The quality of fun is not strain'd. It droppeth – not unlike a gentle rain – among those that seek it.

And thusly doth it go in the current Erin Theatre production, entitled The Art of Believing, served up with a nice buffet dinner at David’s Restaurant until this Friday.

It is their 8th Annual Christmas Dinner Theatre, written by Susanna Lamy and directed by Kathryn DeLory. It’s a comedy, ostensibly about a ritzy art auction attended by the audience, but mainly about the antics of the auction house staff and several art buyers.

It could be characterized as an art forgery who-dunnit mystery, in which the plot can be put on hold at any time for some light-hearted singing and choreography. Audience members get to fill out a form to guess the culprit, with the correct answers entered in a prize draw. (Beware of cast members mingling with the crowd, and avoid choosing the obvious suspects.)

There is a real art auction involved as well. The pieces used on stage (famous Impressionist and early 20th Century Modernist works) were created by local artists Susanna Lamy, Jayne Reid, Melissa Staples, Richard Day, Barb McKee and Rhonda Williamson. They are being auctioned off silently, with proceeds to East Wellington Community Services.

Bids can be made in person at the shows or by phone. Go to to see the images, check the auction procedures and learn about the local artists. As of Monday, bids were in the $50 to $225 range.

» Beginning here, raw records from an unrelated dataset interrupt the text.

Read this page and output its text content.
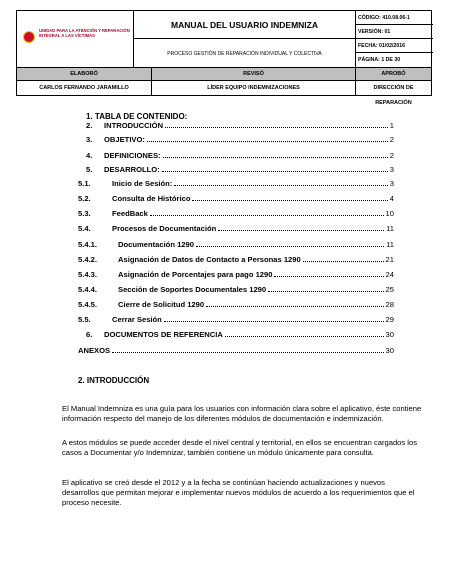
UNIDAD PARA LA ATENCIÓN Y REPARACIÓN INTEGRAL A LAS VÍCTIMAS
MANUAL DEL USUARIO INDEMNIZA
PROCESO GESTIÓN DE REPARACIÓN INDIVIDUAL Y COLECTIVA
CÓDIGO: 410.08.06-1
VERSIÓN: 01
FECHA: 01/02/2016
PÁGINA: 1 DE 30
ELABORÓ	REVISÓ	APROBÓ
CARLOS FERNANDO JARAMILLO	LÍDER EQUIPO INDEMNIZACIONES	DIRECCIÓN DE REPARACIÓN
1. TABLA DE CONTENIDO:
2.	INTRODUCCIÓN	1
3.	OBJETIVO:	2
4.	DEFINICIONES:	2
5.	DESARROLLO:	3
5.1.	Inicio de Sesión:	3
5.2.	Consulta de Histórico	4
5.3.	FeedBack	10
5.4.	Procesos de Documentación	11
5.4.1.	Documentación 1290	11
5.4.2.	Asignación de Datos de Contacto a Personas 1290	21
5.4.3.	Asignación de Porcentajes para pago 1290	24
5.4.4.	Sección de Soportes Documentales 1290	25
5.4.5.	Cierre de Solicitud 1290	28
5.5.	Cerrar Sesión	29
6.	DOCUMENTOS DE REFERENCIA	30
ANEXOS	30
2. INTRODUCCIÓN
El Manual Indemniza es una guía para los usuarios con información clara sobre el aplicativo, éste contiene información respecto del manejo de los diferentes módulos de documentación e indemnización.
A estos módulos se puede acceder desde el nivel central y territorial, en ellos se encuentran cargados los casos a Documentar y/o Indemnizar, también contiene un módulo únicamente para consulta.
El aplicativo se creó desde el 2012 y a la fecha se continúan haciendo actualizaciones y nuevos desarrollos que permitan mejorar e implementar nuevos módulos de acuerdo a los requerimientos que el proceso necesite.
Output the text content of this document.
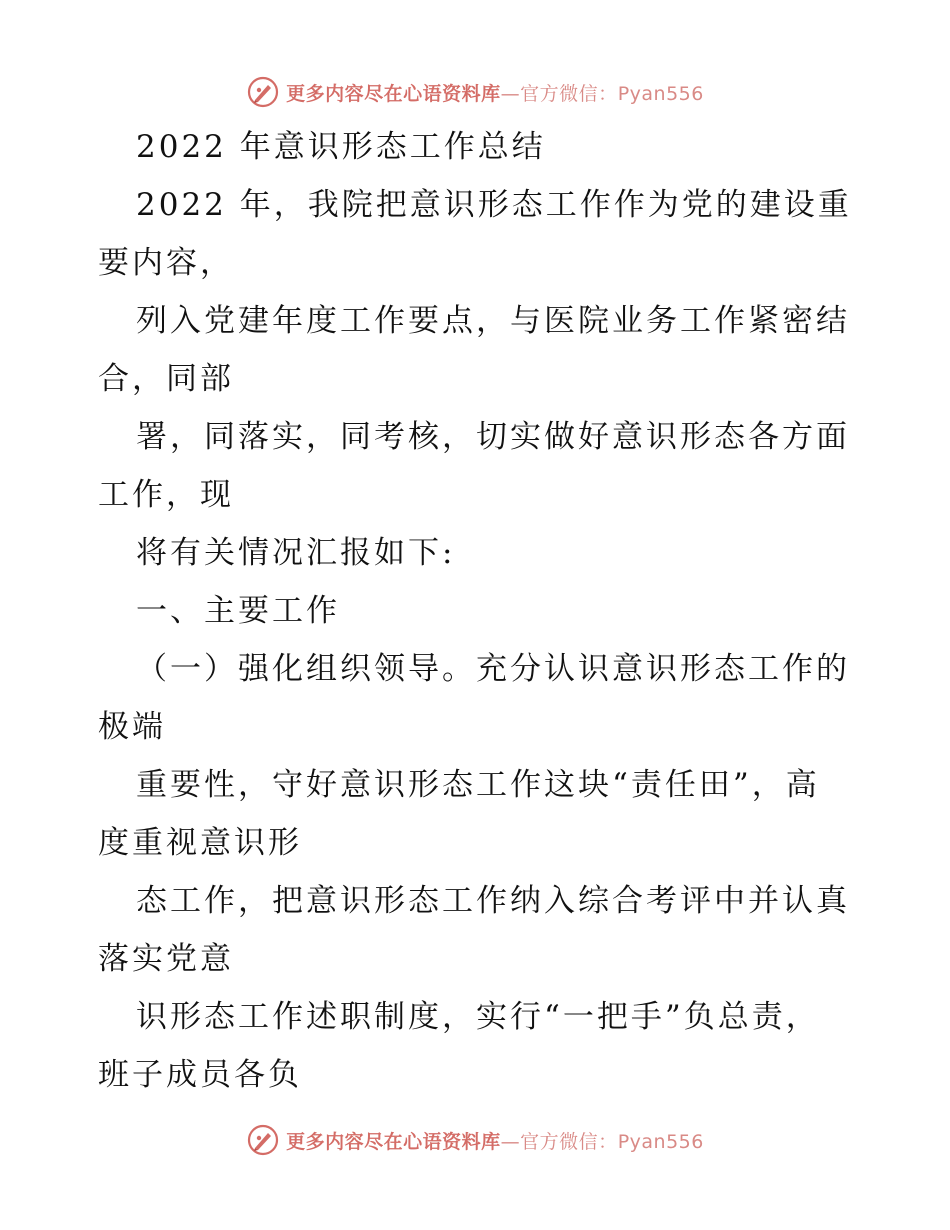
更多内容尽在心语资料库—官方微信：Pyan556
2022 年意识形态工作总结
2022 年，我院把意识形态工作作为党的建设重
要内容，
列入党建年度工作要点，与医院业务工作紧密结
合，同部
署，同落实，同考核，切实做好意识形态各方面
工作，现
将有关情况汇报如下:
一、主要工作
（一）强化组织领导。充分认识意识形态工作的
极端
重要性，守好意识形态工作这块“责任田”，高
度重视意识形
态工作，把意识形态工作纳入综合考评中并认真
落实党意
识形态工作述职制度，实行“一把手”负总责，
班子成员各负
更多内容尽在心语资料库—官方微信：Pyan556
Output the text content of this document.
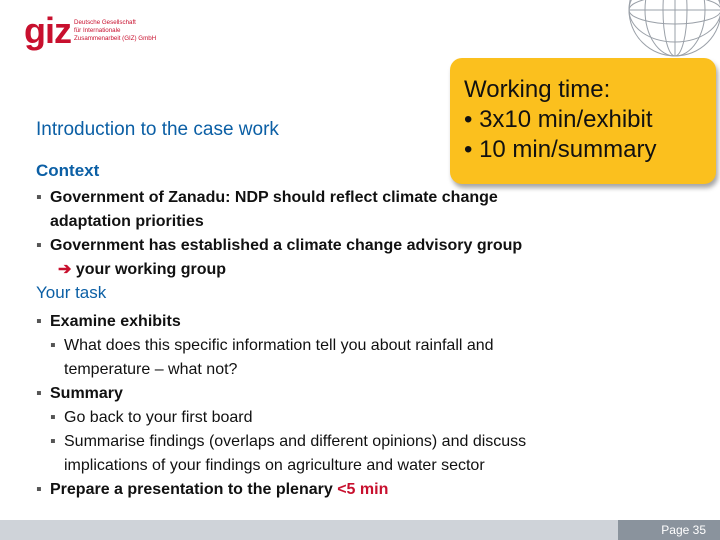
giz Deutsche Gesellschaft
für Internationale
Zusammenarbeit (GIZ) GmbH
Introduction to the case work
Context
Working time:
• 3x10 min/exhibit
• 10 min/summary
▪ Government of Zanadu: NDP should reflect climate change
adaptation priorities
▪ Government has established a climate change advisory group
➔ your working group
Your task
▪ Examine exhibits
▪ What does this specific information tell you about rainfall and
temperature – what not?
▪ Summary
▪ Go back to your first board
▪ Summarise findings (overlaps and different opinions) and discuss
implications of your findings on agriculture and water sector
▪ Prepare a presentation to the plenary <5 min
Page 35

The play is also a crash course in Art History, presented in the unstuffiest of manners by the frugal Cora Moneypenny (Carol McCone Day). She and her ever-complaining husband John Carp (Peter King) have many hilarious bits, sparked mainly by his poor hearing.

Helena Beckett (Susanna Lamy) is an art gallery curator of speckled reputation who has rounded up some multi-million dollar masterpieces for auction. She and uptight art historian Nellie Holt (Denise Rowe) try to figure out how they ended up with a fake Monet.

They work their shticks with panache, as does Christina Penner (Laura Schnablegger) a nosey reporter, eager for scandal and ready to twist people’s words against them. So unrealistic.

Bob Holler (Howard Lopez) is a used car salesman who brings a delightful sprinkle of lechery and lowbrow art commentary to the mix. His attentions are directed to the slightly disreputable auctioneer Jamie Gavel (Pamela Keyes), whose frantic live auction routine adds a generous bolt of energy to the show.

The mysterious Brother Bruno (John Carter), delivering a Van Gogh from a French monastery, tries valiantly to honour his vow of silence by communicating with a very humourous series of mimed messages.

The crew list for the production features many of the cast, along with Richard Day, Mike Russell, Jill Rogers, Melissa Staples, Barb McKee, Paulina Grant, Brenda Wainman and Katherine DeLory.

Together, cast and crew have produced a delightful diversion, a lighthearted lark, a respite from reality, a thespianic thpectacle. Label it as you like – it was fun.